Lebih dari separo remaja di seluruh dunia aktif secara seksual pada usia 17 tahun, yang diakui sebagai awal pubertas. Tetapi, hasil penelitian yang dipublikasi Jurnal Pemikiran Alternatif Pendidikan mengenai Pendidikan Seks pada Usia Dini oleh Moh Roqib menunjukkan kekhawatiran bahkan ketakutan karena hampir nyaris 100 persen remaja dan usia perguruan tinggi sudah tahu seks yang disepadankan dengan 10 gadis dari 11 gadis melakukan hal yang sebenarnya tabu.

Sejalan dengan itu, penyakit sosial makin berbiak. Kaum muda saat ini semakin rentan dengan masalah kesehatan seksual dan reproduksi seperti pelecehan seksual, kehamilan remaja, menjadi ibu pada usia dini, aborsi tidak aman, infeksi menular seksual (IMS), HIV/AIDS dan HPV, yang dapat menyebabkan kanker serviks atau kanker rahim.

Dengan kenyataan itu, apa yang harus dilakukan? Berdiam diri atau mencari solusi?
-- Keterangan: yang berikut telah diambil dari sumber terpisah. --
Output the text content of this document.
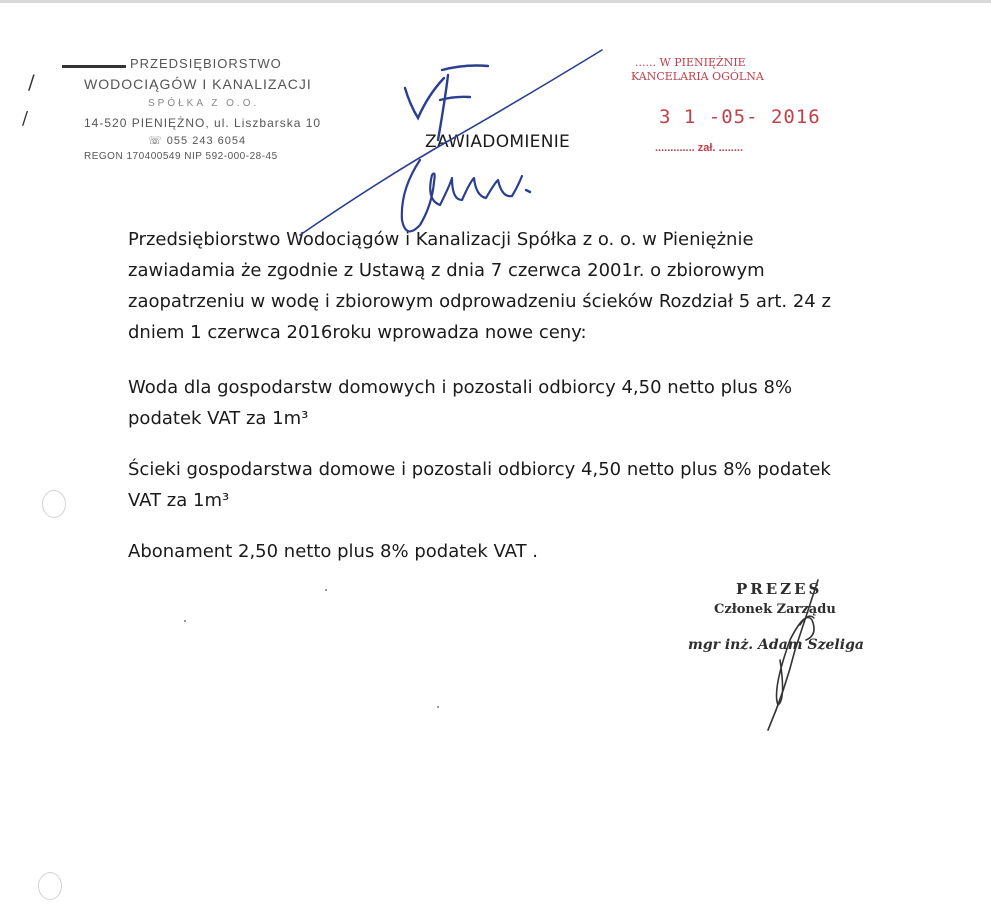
/
/
PRZEDSIĘBIORSTWO
WODOCIĄGÓW I KANALIZACJI
SPÓŁKA Z O.O.
14-520 PIENIĘŻNO, ul. Liszbarska 10
☏ 055 243 6054
REGON 170400549 NIP 592-000-28-45
...... W PIENIĘŻNIE
KANCELARIA OGÓLNA
3 1 -05- 2016
............. zał. ........
ZAWIADOMIENIE
Przedsiębiorstwo Wodociągów i Kanalizacji Spółka z o. o. w Pieniężnie
zawiadamia że zgodnie z Ustawą z dnia 7 czerwca 2001r. o zbiorowym
zaopatrzeniu w wodę i zbiorowym odprowadzeniu ścieków Rozdział 5 art. 24 z
dniem 1 czerwca 2016roku wprowadza nowe ceny:
Woda dla gospodarstw domowych i pozostali odbiorcy 4,50 netto plus 8%
podatek VAT za 1m³
Ścieki gospodarstwa domowe i pozostali odbiorcy 4,50 netto plus 8% podatek
VAT za 1m³
Abonament 2,50 netto plus 8% podatek VAT .
PREZES
Członek Zarządu
mgr inż. Adam Szeliga
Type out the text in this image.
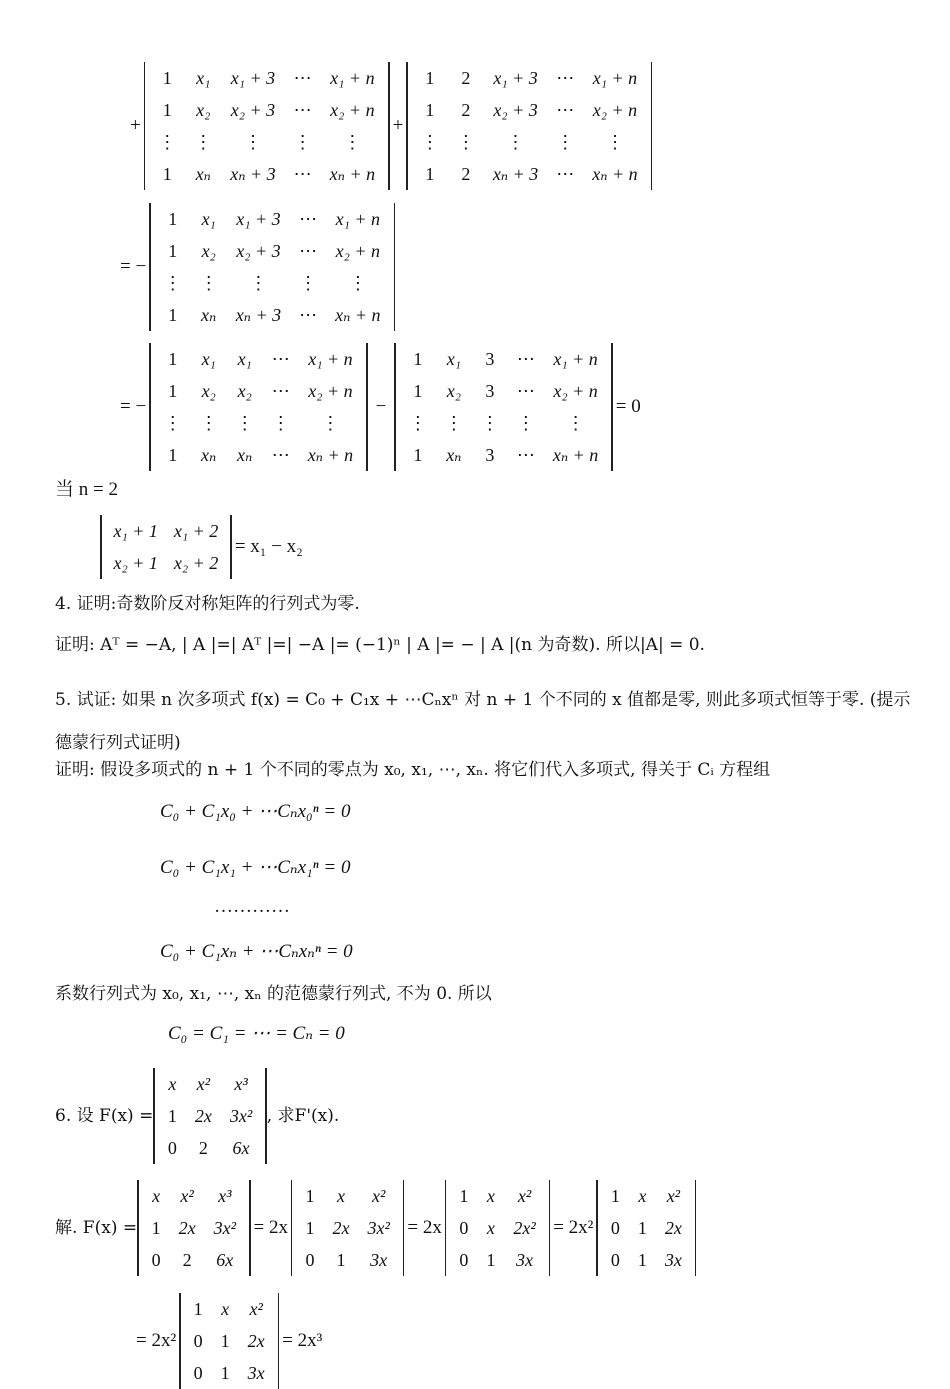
+
1	x₁	x₁ + 3	⋯	x₁ + n
1	x₂	x₂ + 3	⋯	x₂ + n
⋮	⋮	⋮	⋮	⋮
1	xₙ	xₙ + 3	⋯	xₙ + n
+
1	2	x₁ + 3	⋯	x₁ + n
1	2	x₂ + 3	⋯	x₂ + n
⋮	⋮	⋮	⋮	⋮
1	2	xₙ + 3	⋯	xₙ + n
= −
1	x₁	x₁ + 3	⋯	x₁ + n
1	x₂	x₂ + 3	⋯	x₂ + n
⋮	⋮	⋮	⋮	⋮
1	xₙ	xₙ + 3	⋯	xₙ + n
= −
1	x₁	x₁	⋯	x₁ + n
1	x₂	x₂	⋯	x₂ + n
⋮	⋮	⋮	⋮	⋮
1	xₙ	xₙ	⋯	xₙ + n
−
1	x₁	3	⋯	x₁ + n
1	x₂	3	⋯	x₂ + n
⋮	⋮	⋮	⋮	⋮
1	xₙ	3	⋯	xₙ + n
= 0
当 n = 2
x₁ + 1	x₁ + 2
x₂ + 1	x₂ + 2
= x₁ − x₂
4. 证明:奇数阶反对称矩阵的行列式为零.
证明: Aᵀ = −A, | A |=| Aᵀ |=| −A |= (−1)ⁿ | A |= − | A |(n 为奇数). 所以|A| = 0.
5. 试证: 如果 n 次多项式 f(x) = C₀ + C₁x + ⋯Cₙxⁿ 对 n + 1 个不同的 x 值都是零, 则此多项式恒等于零. (提示
德蒙行列式证明)
证明: 假设多项式的 n + 1 个不同的零点为 x₀, x₁, ⋯, xₙ. 将它们代入多项式, 得关于 Cᵢ 方程组
C₀ + C₁x₀ + ⋯Cₙx₀ⁿ = 0
C₀ + C₁x₁ + ⋯Cₙx₁ⁿ = 0
…………
C₀ + C₁xₙ + ⋯Cₙxₙⁿ = 0
系数行列式为 x₀, x₁, ⋯, xₙ 的范德蒙行列式, 不为 0. 所以
C₀ = C₁ = ⋯ = Cₙ = 0
6. 设 F(x) =
x	x²	x³
1	2x	3x²
0	2	6x
, 求F'(x).
解. F(x) =
x	x²	x³
1	2x	3x²
0	2	6x
= 2x
1	x	x²
1	2x	3x²
0	1	3x
= 2x
1	x	x²
0	x	2x²
0	1	3x
= 2x²
1	x	x²
0	1	2x
0	1	3x
= 2x²
1	x	x²
0	1	2x
0	1	3x
= 2x³
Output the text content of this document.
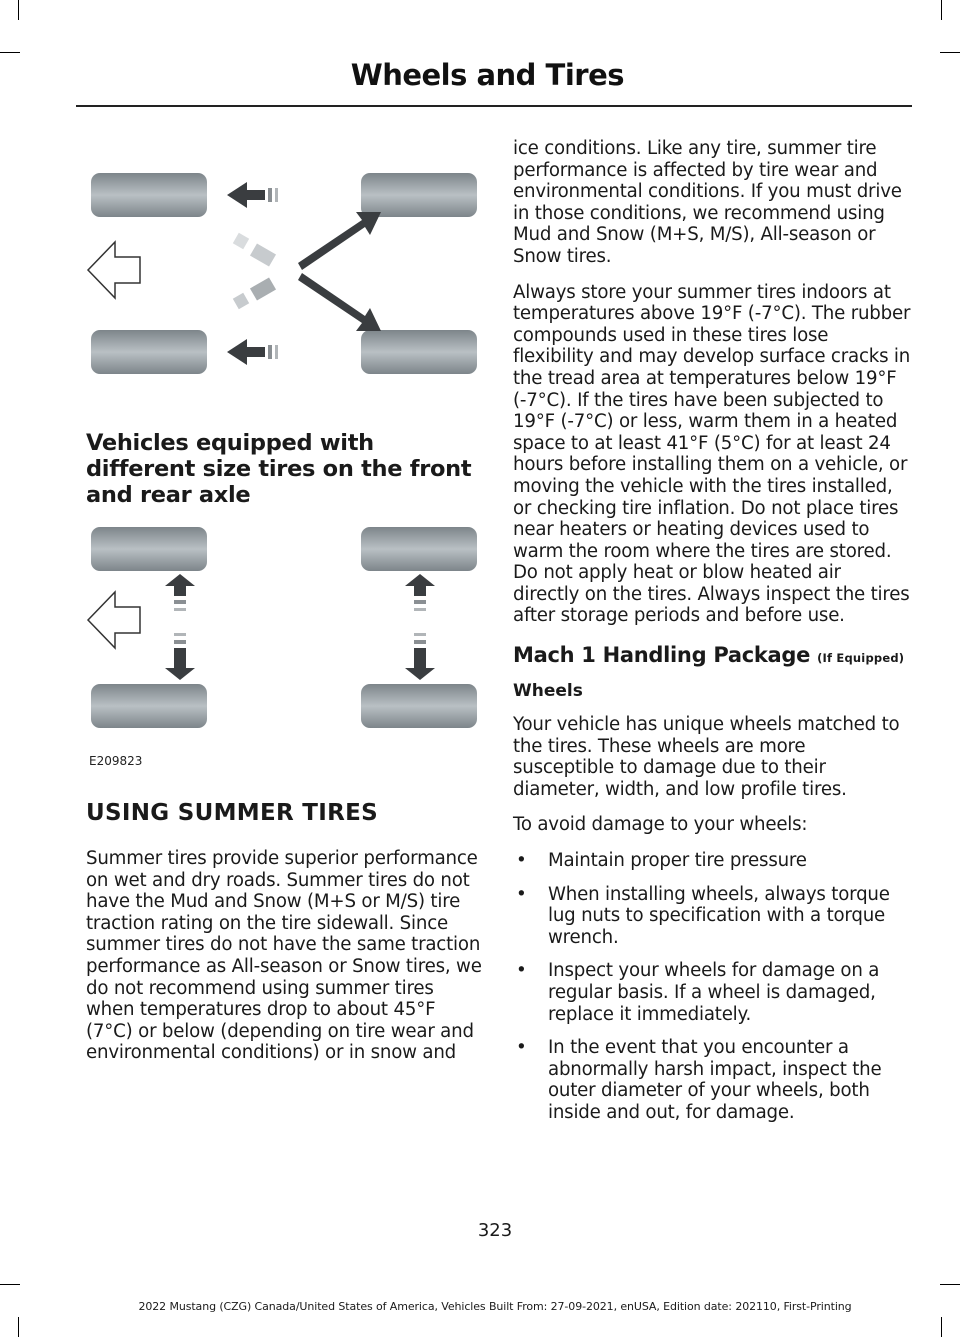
Wheels and Tires
Vehicles equipped with different size tires on the front and rear axle
E209823
USING SUMMER TIRES

Summer tires provide superior performance on wet and dry roads. Summer tires do not have the Mud and Snow (M+S or M/S) tire traction rating on the tire sidewall. Since summer tires do not have the same traction performance as All-season or Snow tires, we do not recommend using summer tires when temperatures drop to about 45°F (7°C) or below (depending on tire wear and environmental conditions) or in snow and

ice conditions. Like any tire, summer tire performance is affected by tire wear and environmental conditions. If you must drive in those conditions, we recommend using Mud and Snow (M+S, M/S), All-season or Snow tires.

Always store your summer tires indoors at temperatures above 19°F (-7°C). The rubber compounds used in these tires lose flexibility and may develop surface cracks in the tread area at temperatures below 19°F (-7°C). If the tires have been subjected to 19°F (-7°C) or less, warm them in a heated space to at least 41°F (5°C) for at least 24 hours before installing them on a vehicle, or moving the vehicle with the tires installed, or checking tire inflation. Do not place tires near heaters or heating devices used to warm the room where the tires are stored. Do not apply heat or blow heated air directly on the tires. Always inspect the tires after storage periods and before use.

Mach 1 Handling Package (If Equipped)
Wheels

Your vehicle has unique wheels matched to the tires. These wheels are more susceptible to damage due to their diameter, width, and low profile tires.

To avoid damage to your wheels:

• Maintain proper tire pressure
• When installing wheels, always torque lug nuts to specification with a torque wrench.
• Inspect your wheels for damage on a regular basis. If a wheel is damaged, replace it immediately.
• In the event that you encounter a abnormally harsh impact, inspect the outer diameter of your wheels, both inside and out, for damage.
323
2022 Mustang (CZG) Canada/United States of America, Vehicles Built From: 27-09-2021, enUSA, Edition date: 202110, First-Printing
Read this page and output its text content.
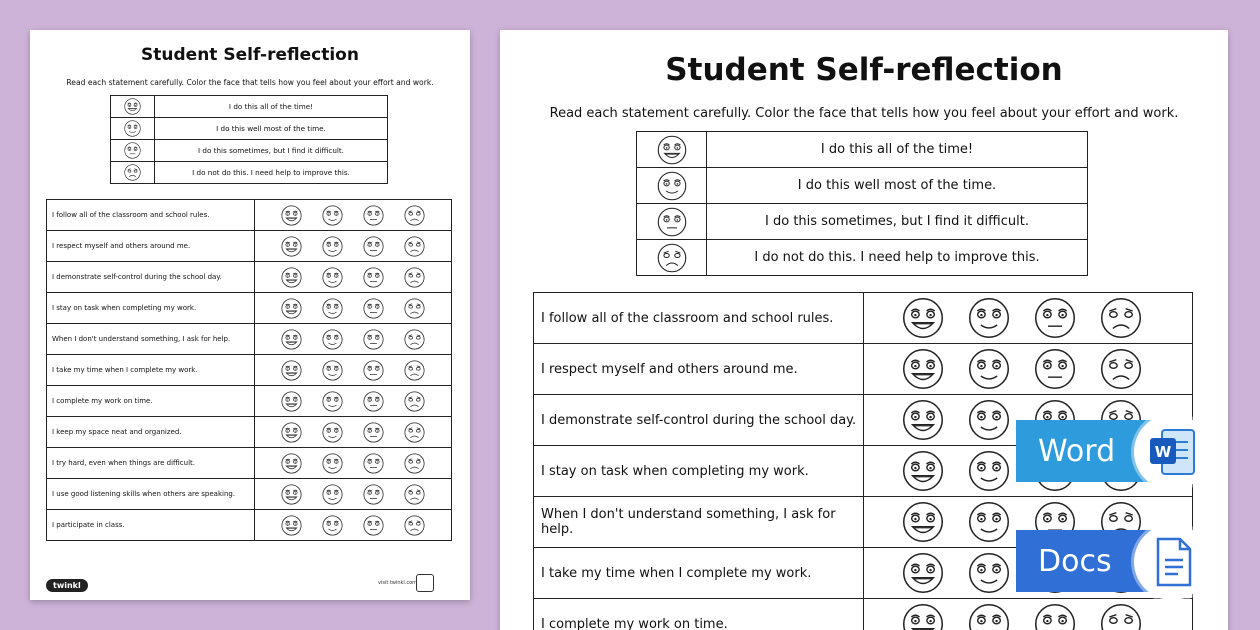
Student Self-reflection
Read each statement carefully. Color the face that tells how you feel about your effort and work.
	I do this all of the time!
	I do this well most of the time.
	I do this sometimes, but I find it difficult.
	I do not do this. I need help to improve this.
I follow all of the classroom and school rules.	
I respect myself and others around me.	
I demonstrate self-control during the school day.	
I stay on task when completing my work.	
When I don't understand something, I ask for help.	
I take my time when I complete my work.	
I complete my work on time.	
I keep my space neat and organized.	
I try hard, even when things are difficult.	
I use good listening skills when others are speaking.	
I participate in class.	
twinkl	visit twinkl.com
Student Self-reflection
Read each statement carefully. Color the face that tells how you feel about your effort and work.
	I do this all of the time!
	I do this well most of the time.
	I do this sometimes, but I find it difficult.
	I do not do this. I need help to improve this.
I follow all of the classroom and school rules.	
I respect myself and others around me.	
I demonstrate self-control during the school day.	
I stay on task when completing my work.	
When I don't understand something, I ask for help.	
I take my time when I complete my work.	
I complete my work on time.	
Word	W
Docs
Country Representative Rutgers WPF, Monique Soesman mengatakan, remaja harus harus tahu apa itu pendidikan seksualitas dan kesehatan reproduksi komprehensif.  Memang, sesuai Undang-Undang (UU) Nomor 36 Tahun 2009 Pasal 136-137 Tentang Kesehatan Remaja, pada para remaja harus diberikan informasi untuk mengetahui seksual edukasi.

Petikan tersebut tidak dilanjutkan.